A B´nai B´rith é uma entidade judaica que tem grande poder político articulador com o
ambiente não-judaico. Em Curitiba, a B‟nai B‟rith administra a “loja” Chaim Weizmann. Seus
membros, na maioria das vezes, também são membros de clubes e associações de classe: Moysés
Bronfman é membro ativo fundador do Rotary Club Curitiba Norte; Maurício Frischmann (filho de
Francisco Frischmann e cunhado de Moysés Bronfman) é membro fundador do Rotaract Batel. A
B‟nai B‟rith é formada predominantemente por empresários (comércio, indústria, serviços) e
profissionais liberais (médicos, engenheiros, arquitetos). Esses membros têm grande mobilidade em
“circuitos não-judaicos ou neutros”, pois suas atividades permitem-lhes estar constantemente em
contato profissional – também de amizade – com não-judeus. Essa entidade tem um modus
operandi semelhante à maçonaria, permitindo o ingresso somente a partir de um convite formal de
algum membro. Ela é estritamente judaica não permitindo o ingresso de não-judeus. Diferentemente
da maçonaria não é uma sociedade secreta, pois a maioria dos judeus sabe quem são seus membros.
Todos os seus membros contribuem para a entidade pagando uma mensalidade endereçada ao
Fundo Comunitário (Keven Hayesod). O B‟nai B‟rith está em vias de mudança para um local
exclusivo. Quase todas as esposas dos membros do B‟nai B‟rith fazem parte das principais
entidades exclusivamente femininas da Kehilá/CIP (Na‟amat Pioneiras e WIZO).

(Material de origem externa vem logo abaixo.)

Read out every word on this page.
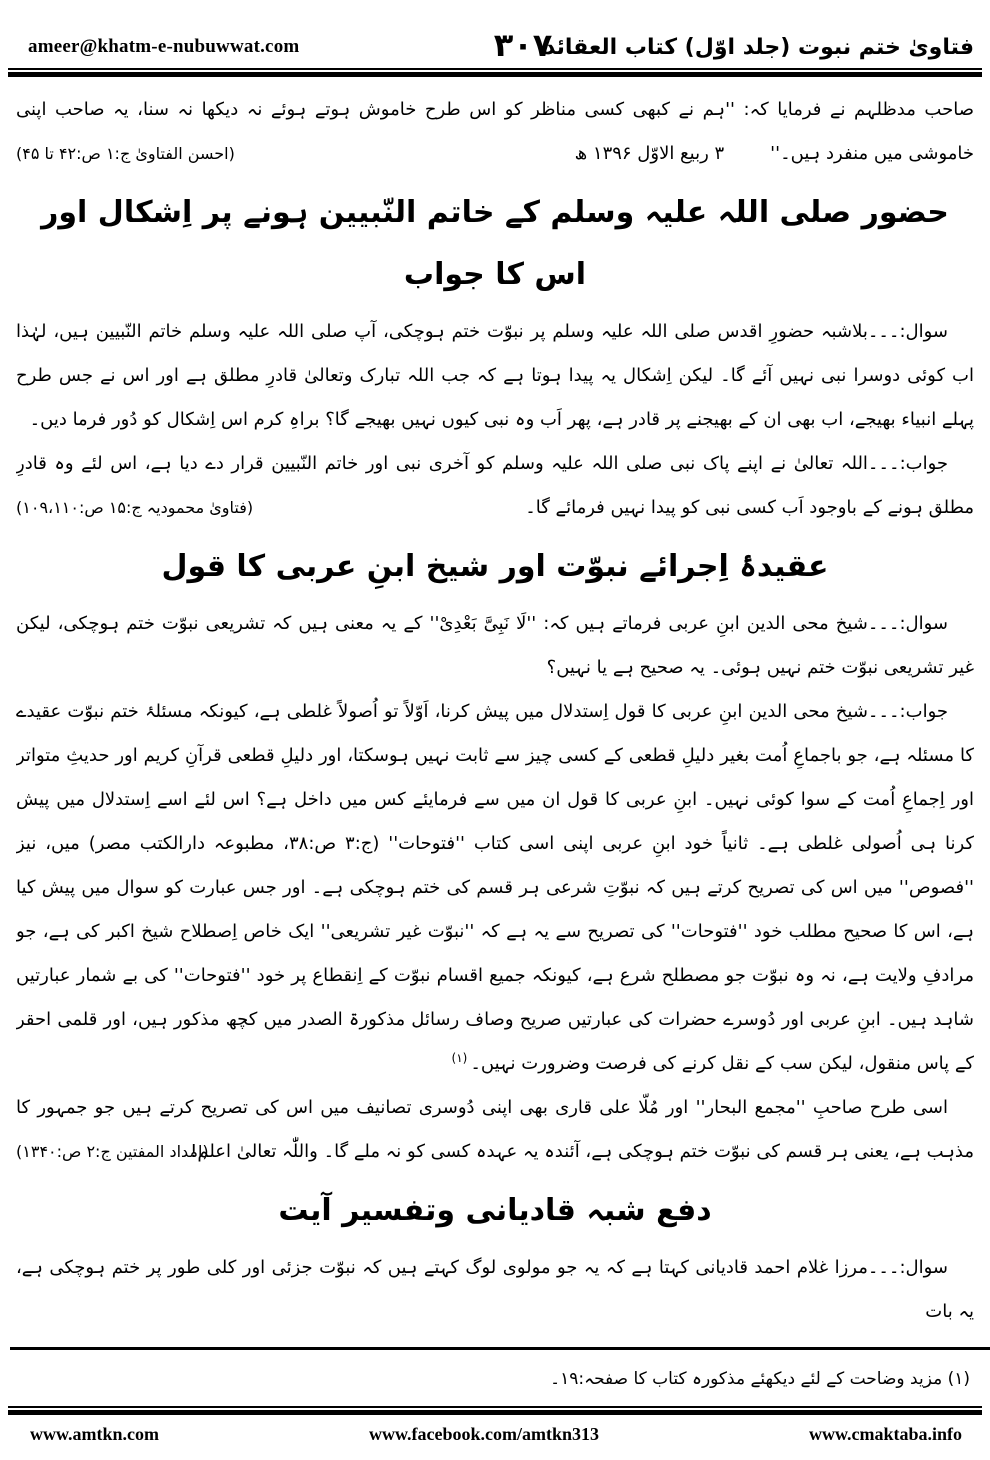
ameer@khatm-e-nubuwwat.com	۳۰۷
فتاویٰ ختم نبوت (جلد اوّل) کتاب العقائد
صاحب مدظلہم نے فرمایا کہ: ''ہم نے کبھی کسی مناظر کو اس طرح خاموش ہوتے ہوئے نہ دیکھا نہ سنا، یہ صاحب اپنی خاموشی میں منفرد ہیں۔''۳ ربیع الاوّل ۱۳۹۶ ھ
(احسن الفتاویٰ ج:۱ ص:۴۲ تا ۴۵)
حضور صلی اللہ علیہ وسلم کے خاتم النّبیین ہونے پر اِشکال اور اس کا جواب
سوال:۔۔۔بلاشبہ حضورِ اقدس صلی اللہ علیہ وسلم پر نبوّت ختم ہوچکی، آپ صلی اللہ علیہ وسلم خاتم النّبیین ہیں، لہٰذا اب کوئی دوسرا نبی نہیں آئے گا۔ لیکن اِشکال یہ پیدا ہوتا ہے کہ جب اللہ تبارک وتعالیٰ قادرِ مطلق ہے اور اس نے جس طرح پہلے انبیاء بھیجے، اب بھی ان کے بھیجنے پر قادر ہے، پھر اَب وہ نبی کیوں نہیں بھیجے گا؟ براہِ کرم اس اِشکال کو دُور فرما دیں۔
جواب:۔۔۔اللہ تعالیٰ نے اپنے پاک نبی صلی اللہ علیہ وسلم کو آخری نبی اور خاتم النّبیین قرار دے دیا ہے، اس لئے وہ قادرِ مطلق ہونے کے باوجود اَب کسی نبی کو پیدا نہیں فرمائے گا۔
(فتاویٰ محمودیہ ج:۱۵ ص:۱۰۹،۱۱۰)
عقیدۂ اِجرائے نبوّت اور شیخ ابنِ عربی کا قول
سوال:۔۔۔شیخ محی الدین ابنِ عربی فرماتے ہیں کہ: ''لَا نَبِیَّ بَعْدِیْ'' کے یہ معنی ہیں کہ تشریعی نبوّت ختم ہوچکی، لیکن غیر تشریعی نبوّت ختم نہیں ہوئی۔ یہ صحیح ہے یا نہیں؟
جواب:۔۔۔شیخ محی الدین ابنِ عربی کا قول اِستدلال میں پیش کرنا، اَوّلاً تو اُصولاً غلطی ہے، کیونکہ مسئلۂ ختم نبوّت عقیدے کا مسئلہ ہے، جو باجماعِ اُمت بغیر دلیلِ قطعی کے کسی چیز سے ثابت نہیں ہوسکتا، اور دلیلِ قطعی قرآنِ کریم اور حدیثِ متواتر اور اِجماعِ اُمت کے سوا کوئی نہیں۔ ابنِ عربی کا قول ان میں سے فرمایئے کس میں داخل ہے؟ اس لئے اسے اِستدلال میں پیش کرنا ہی اُصولی غلطی ہے۔ ثانیاً خود ابنِ عربی اپنی اسی کتاب ''فتوحات'' (ج:۳ ص:۳۸، مطبوعہ دارالکتب مصر) میں، نیز ''فصوص'' میں اس کی تصریح کرتے ہیں کہ نبوّتِ شرعی ہر قسم کی ختم ہوچکی ہے۔ اور جس عبارت کو سوال میں پیش کیا ہے، اس کا صحیح مطلب خود ''فتوحات'' کی تصریح سے یہ ہے کہ ''نبوّت غیر تشریعی'' ایک خاص اِصطلاح شیخ اکبر کی ہے، جو مرادفِ ولایت ہے، نہ وہ نبوّت جو مصطلح شرع ہے، کیونکہ جمیع اقسام نبوّت کے اِنقطاع پر خود ''فتوحات'' کی بے شمار عبارتیں شاہد ہیں۔ ابنِ عربی اور دُوسرے حضرات کی عبارتیں صریح وصاف رسائل مذکورۃ الصدر میں کچھ مذکور ہیں، اور قلمی احقر کے پاس منقول، لیکن سب کے نقل کرنے کی فرصت وضرورت نہیں۔$^{(۱)}$
اسی طرح صاحبِ ''مجمع البحار'' اور مُلّا علی قاری بھی اپنی دُوسری تصانیف میں اس کی تصریح کرتے ہیں جو جمہور کا مذہب ہے، یعنی ہر قسم کی نبوّت ختم ہوچکی ہے، آئندہ یہ عہدہ کسی کو نہ ملے گا۔ واللّٰہ تعالیٰ اعلم!
(امداد المفتین ج:۲ ص:۱۳۴۰)
دفع شبہ قادیانی وتفسیر آیت
سوال:۔۔۔مرزا غلام احمد قادیانی کہتا ہے کہ یہ جو مولوی لوگ کہتے ہیں کہ نبوّت جزئی اور کلی طور پر ختم ہوچکی ہے، یہ بات
(۱) مزید وضاحت کے لئے دیکھئے مذکورہ کتاب کا صفحہ:۱۹۔
www.amtkn.com	www.facebook.com/amtkn313	www.cmaktaba.info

A Na‟amat Pioneiras é uma Organização Brasileira Feminina Judaica Sionista Cultural e
Beneficente, ligada ao MAPAI (Partido dos Trabalhadores de Israel), atuando em 15 países em um
movimento ideológico para alcançar metas e solucionar problemas inerentes às mulheres e suas
famílias. A entidade pratica um trabalho assistencial direcionado às pessoas e órgãos independentemente de serem judeus ou não.
Em Israel, é o maior movimento de mulheres trabalhadoras e voluntárias, fundado em 1921.
A sua principal e mais famosa líder foi Golda Meyer (ex-Primeira Ministra de Israel). A Na‟amat
Brasil, foi fundada em 1948 (neste ano completa 61 anos de existência no país), e conta com
aproximadamente mil voluntárias atuando em doze centros espalhados pelas principais capitais. Um
de seus principais objetivos é auxiliar as escolas judaicas e os movimentos juvenis carentes da
sociedade mais ampla.
O Centro Na‟amat Curitiba foi fundado em 1954. Na época, Rosa Zaguer atuava como
presidente do Executivo Nacional, e visitando a cidade, fundou o Centro Na‟amat Curitiba. A
primeira reunião aconteceu na casa de Helena Paciornik, e o grupo foi chamado de “Pioneiras de
Curitiba”, tendo como sua primeira presidente Bela Glock. Vale ressaltar alguns empreendimentos
que tornaram marcante a presença das Pioneiras entre os judeus de Curitiba, como o festejo do Dia
12
das Mães; a venda de chocolates em Rosh Hashaná. Hoje, o Centro Curitiba conta com dois grupos:
“Sarita Paciornik” e “Atid”, responsáveis pela organização de eventos sócio-culturais e
beneficentes.
Visando uma integração com a sociedade mais ampla, empreende algumas atividades com
instituições assistenciais da cidade, segundo seu lema: “buscando uma melhora na qualidade de vida
dos menos favorecidos”. De acordo com a atual presidente, as chaverot (membros da entidade) de
Curitiba preocupam-se com a questão de sua continuidade e permanência, e, nesse sentido, os
grupos promovem atividades que possam levar ao conhecimento das novas famílias judias - que
chegam à cidade -, a existência e o trabalho desenvolvido pela Na‟amat. Consequentemente, como
me informaram algumas „Pioneiras‟, seu mais forte anseio é a adesão de novas chaverot considerado a força motriz de seu trabalho e de sua existência. Seus principais objetivos: elevar o
status da mulher; estimular a mulher a assumir cargos de lideranças – o que veio se concretizar com
a eleição da Martha Schulman para a presidência da Kehilá/CIP -; contribuir para minimizar as
carências sociais dos judeus e não-judeus; desenvolver a capacidade da mulher para entrar no
mercado de trabalho; transmitir as tradições e ética judaica; promover o intercâmbio cultural e
social entre Na‟amat Israel e Na‟amat Brasil.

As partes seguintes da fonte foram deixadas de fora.